"The Brink of War" a titré le Daily Mail, soit le seuil de la guerre totale. La frappe de 60 missiles décidée par Donald Trump contre la base aérienne d'al-Shayrat, proche d'Homs en Syrie, appelle évidemment des mesures russes, moins diplomatiques que militaires. Pour le moment, le seul mouvement recensé, c'est un raid d'un appareil non déjà identifié (syrien ou russe) sur la ville de Kahan Seikhun. La cible, à la périphérie nord de la ville, semble avoir été symbolique et l'attaque n'a pas provoqué de victimes. En revanche, un porte-parole du ministère russe de la Défense a d'une part minimisé l'impact de la frappe sur la base syrienne (seuls 23 des 59 engins auraient atteint l'objectif), et d'autre part annoncé que la Russie allait renforcer la défense anti-aérienne des infrastructures militaires syriennes.

Vrais-faux, faux-vrais semblants

Selon le ministère russe de la Défense, seuls six Mig-23 syriens auraient été détruits et les pistes n'auraient pas été endommagées. Le chiffre est invérifiable, comme celui, variable, des militaires et civils syriens tués. Mais il semble bien que les pistes n'aient pas été vraiment mises hors d'état d'assurer l'envol ou l'atterrissage de chasseurs. C'est soit inquiétant (ce raid étasunien est un semi-fiasco, mal mené ou employant des missiles peu fiables), soit rassurant : Donald Trump se serait livré à une gesticulation médiatique mesurée, mais ne remettant pas en cause durablement la (faible et à présent suspendue) coopération entre forces russes et américaines pour la reprise de Raqqa encore tenue par Daesh.

La présidence syrienne vient de qualifier "d'irresponsable" le raid américain, et bien sûr totalement "injustifié". Le conseil de sécurité des Nations unies se réunira à la demande de la Russie, et a priori, il n'en ressortira rien, les positions respectives restant figées. En fait, bien moins qu'un avertissement au régime syrien, la décision de Donald Trump vise à signifier que les États-Unis font peu de cas de l'Onu.

Que, partant, de toutes autres opérations pourraient viser la Corée du Nord, sans préavis, sans concertation.

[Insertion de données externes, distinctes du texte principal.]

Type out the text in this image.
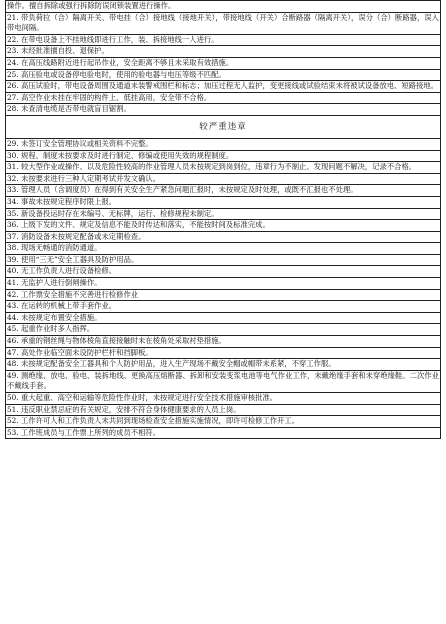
操作。擅自拆除或强行拆除防误闭锁装置进行操作。
21. 带负荷拉（合）隔离开关、带电挂（合）接地线（接地开关），带接地线（开关）合断路器（隔离开关），误分（合）断路器，误入带电间隔。
22. 在带电设备上不挂地线即进行工作，装、拆接地线一人进行。
23. 未经批准擅自投、退保护。
24. 在高压线路附近进行起吊作业，安全距离不够且未采取有效措施。
25. 高压验电或设备停电验电时，使用的验电器与电压等级不匹配。
26. 高压试验时，带电设备周围及通道未装警戒围栏和标志；加压过程无人监护，变更接线或试验结束未将被试设备放电、短路接地。
27. 高空作业未挂在牢固的构件上、低挂高用，安全带不合格。
28. 未查清电缆是否带电就盲目锯割。
较严重违章
29. 未签订安全管理协议或相关资料不完整。
30. 规程、制度未按要求及时进行制定、修编或使用失效的规程制度。
31. 较大型作业或操作、以及危险性较高的作业管理人员未按规定到岗到位，违章行为不制止、发现问题不解决，记录不合格。
32. 未按要求进行三种人定期考试并发文确认。
33. 管理人员（含调度员）在得到有关安全生产紧急问题汇报时，未按规定及时处理，或既不汇报也不处理。
34. 事故未按规定程序时限上报。
35. 新设备投运时存在未编号、无标牌，运行、检修规程未制定。
36. 上级下发的文件、规定及信息不能及时传达和落实，不能按时间及标准完成。
37. 消防设备未按规定配备或未定期检查。
38. 现场无畅通的消防通道。
39. 使用“三无”安全工器具及防护用品。
40. 无工作负责人进行设备检修。
41. 无监护人进行倒闸操作。
42. 工作票安全措施不完善进行检修作业
43. 在运转的机械上带手套作业。
44. 未按规定布置安全措施。
45. 起重作业时多人指挥。
46. 承重的钢丝绳与物体棱角直接接触时未在棱角处采取衬垫措施。
47. 高处作业临空面未设防护栏杆和挡脚板。
48. 未按规定配备安全工器具和个人防护用品，进入生产现场不戴安全帽或帽带未系紧，不穿工作服。
49. 测绝缘、放电、验电、装拆地线、更换高压熔断器、拆卸和安装变浆电池等电气作业工作，未戴绝缘手套和未穿绝缘鞋。二次作业不戴线手套。
50. 重大起重、高空和运输等危险性作业时，未按规定进行安全技术措施审核批准。
51. 违反职业禁忌症的有关规定，安排不符合身体健康要求的人员上岗。
52. 工作许可人和工作负责人未共同到现场检查安全措施实施情况，即许可检修工作开工。
53. 工作班成员与工作票上所列的成员不相符。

C'est pourquoi la Chine a commenté qu'il fallait éviter "toute nouvelle détérioration de la situation en Syrie". Les soutiens de la "droite hors les murs" (alt-right) à Donald Trump tentent de faire croire que George Soros aurait manigancé l'explosion d'un dépôt de gaz sarin à al-Shayrat afin de pousser Donald Trump à commettre un impair.

Les partis européens qui avaient plébiscité le président américain se retranchent dans un pesant silence ou condamnent mollement une réaction américaine exagérée. C'est le cas de l'Ukip de Nigel Farage, pourtant personnellement très proche de Donald Trump : les soutiens de Trump étaient aussi, en fort nombre, des partisans de la coalition syro-russe-iranienne. On remarquera aussi que Russia Today publie sur divers de ses sites une tribune de l'historien John Laughland. Donald Trump serait "la marionnette de ce qu'on appelle l'État profond". Pour lui, "la fameuse révolution trumpienne, qui devait mettre fin à de longues décennies d'ingérence américaine, vient de s'évaporer comme la rosée matinale".

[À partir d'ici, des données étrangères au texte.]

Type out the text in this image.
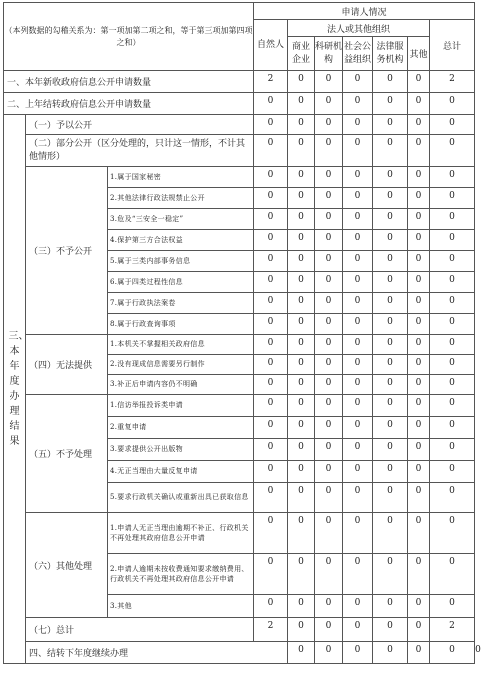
（本列数据的勾稽关系为：第一项加第二项之和，等于第三项加第四项之和）			申请人情况							
			自然人	法人或其他组织					总计	
				商业企业	科研机构	社会公益组织	法律服务机构	其他		
一、本年新收政府信息公开申请数量			2	0	0	0	0	0	2	
二、上年结转政府信息公开申请数量			0	0	0	0	0	0	0	

三、本年度办理结果	（一）予以公开		0	0	0	0	0	0	0	
	（二）部分公开（区分处理的，只计这一情形，不计其他情形）		0	0	0	0	0	0	0	
	（三）不予公开	1.属于国家秘密	0	0	0	0	0	0	0	
		2.其他法律行政法规禁止公开	0	0	0	0	0	0	0	
		3.危及“三安全一稳定”	0	0	0	0	0	0	0	
		4.保护第三方合法权益	0	0	0	0	0	0	0	
		5.属于三类内部事务信息	0	0	0	0	0	0	0	
		6.属于四类过程性信息	0	0	0	0	0	0	0	
		7.属于行政执法案卷	0	0	0	0	0	0	0	
		8.属于行政查询事项	0	0	0	0	0	0	0	
	（四）无法提供	1.本机关不掌握相关政府信息	0	0	0	0	0	0	0	
		2.没有现成信息需要另行制作	0	0	0	0	0	0	0	
		3.补正后申请内容仍不明确	0	0	0	0	0	0	0	
	（五）不予处理	1.信访举报投诉类申请	0	0	0	0	0	0	0	
		2.重复申请	0	0	0	0	0	0	0	
		3.要求提供公开出版物	0	0	0	0	0	0	0	
		4.无正当理由大量反复申请	0	0	0	0	0	0	0	
		5.要求行政机关确认或重新出具已获取信息	0	0	0	0	0	0	0	
	（六）其他处理	1.申请人无正当理由逾期不补正、行政机关不再处理其政府信息公开申请	0	0	0	0	0	0	0	
		2.申请人逾期未按收费通知要求缴纳费用、行政机关不再处理其政府信息公开申请	0	0	0	0	0	0	0	
		3.其他	0	0	0	0	0	0	0	
	（七）总计		2	0	0	0	0	0	2	
	四、结转下年度继续办理			0	0	0	0	0	0	0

Et "les frappes aériennes sont (…) un outil pour donner l'apparence d'une virilité inexistante". Le torchon entre Maison blanche et Kremlin commence à sentir le roussi. Brûlera-t-il ? Il est trop prématuré de l'affirmer. Mais les forces russes vont se mêler plus étroitement aux forces syriennes. Si Trump récidivait, et provoquait des morts russes, ou si un jet étasunien détruisait un radar russe, Moscou répliquerait. Comment ? La suite ne dépendrait pas que de Donald Trump. Lequel, viril ou non, s'il n'en est conscient, se le verra rappeler très fortement.